Noah’s other best friend is Walt, but you can call him Swing, because someday he’s going to be the biggest baseball star the world has ever seen. He’s just not quite there yet.

Noah and Walt spend their days obsessing about girls, music (particularly jazz), baseball, and the mystery of who is leaving American flags all over town. When Noah’s parents go out of town, Walt moves in, and comes up with a plan to have Noah finally tell Sam how he feels about her.

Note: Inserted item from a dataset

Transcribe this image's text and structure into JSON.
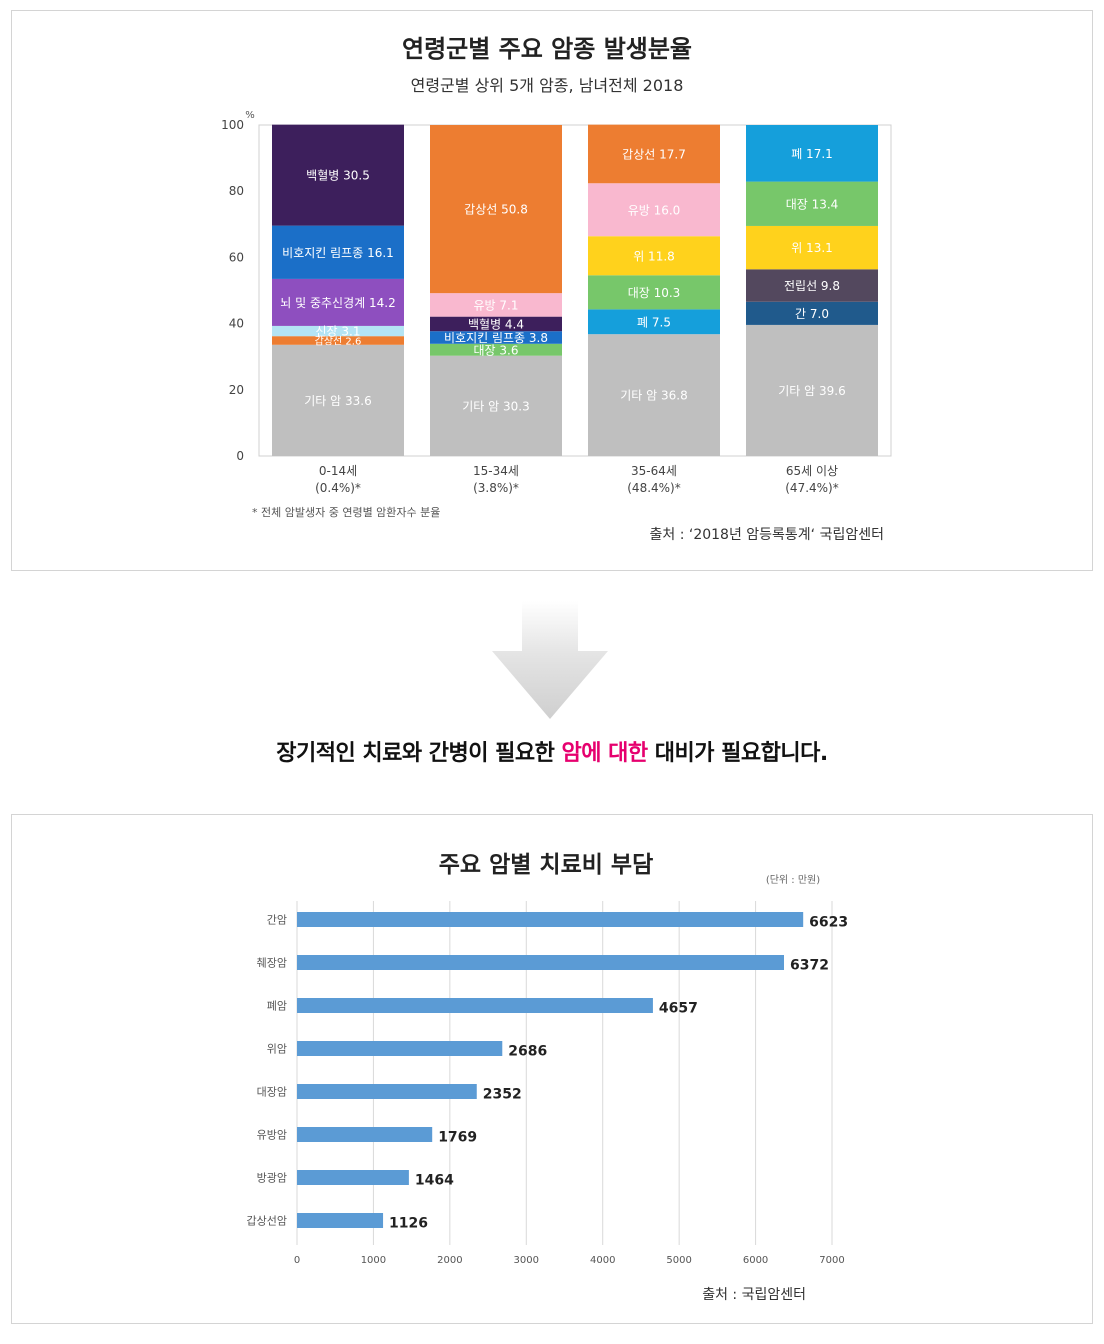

And even though the words are in verse and prose, the conversations ring true for me. These boys talk like teenage boys about the random nonsense that teenage boys talk about. When talking about the mysterious flags all over town:

My soon-to-be stepfather things Amazon’s behind it. Some kind of big advertising thing they’re doing.

To sell flags?
Maybe they’re making a play for the US Army?

That’s ridiculous.
Why? I mean, they own everything. The end of the world as we know it, and it starts with Whole Foods and drones.

Not your typical poetry, right?

Later, the boys have a run-in with some local police officers, after Walt throws a big party at Noah’s house. And the topic switches over to police and Black Lives Matter and I found it extremely well done:

Men in Blue

Police officers
don’t say freeze
like they do
in the movies.
They just make you
freeze in a fear
cloaked
in deep, dark dread.
And they don’t
look menacing
all the time.
Some look like
they might actually
be a little gentle,
a little on the kind side.
But then
there’s a gun
pinned to their hip,
that makes your heart pound
so loud,
your ears burst.
And you’re not sure
what to do,
or what to say,
or how to move.
What if it’s
the wrong move?
Some look so stern,
like they don’t
have emotions
or a heart
that beats red.
But you wonder
if they might
smile when they’re home
with their own families,
playing with their own kids.
Like the guy in front of me.
He has no expression,
but under his straight lips
and steely stare,
someone must make him smile,
someone must make him love.
He loves somebody.
He’s gotta love somebody.
And I hope he remembers
somebody loves us too.

Eventually, this books becomes about a lot more than baseball. Its about race and police. And about PTSD and the veterans. And in true Alexander (and co-author Mary Rand Hess) fashion, the end of this book destroyed me. I did not expect a book about boys who wished they were better at baseball to hit me so hard.

This book is categorized as YA, and I would say its not for anyone younger than 9th grade. Its honest brutality is hard to take, even when it is beautifully presented.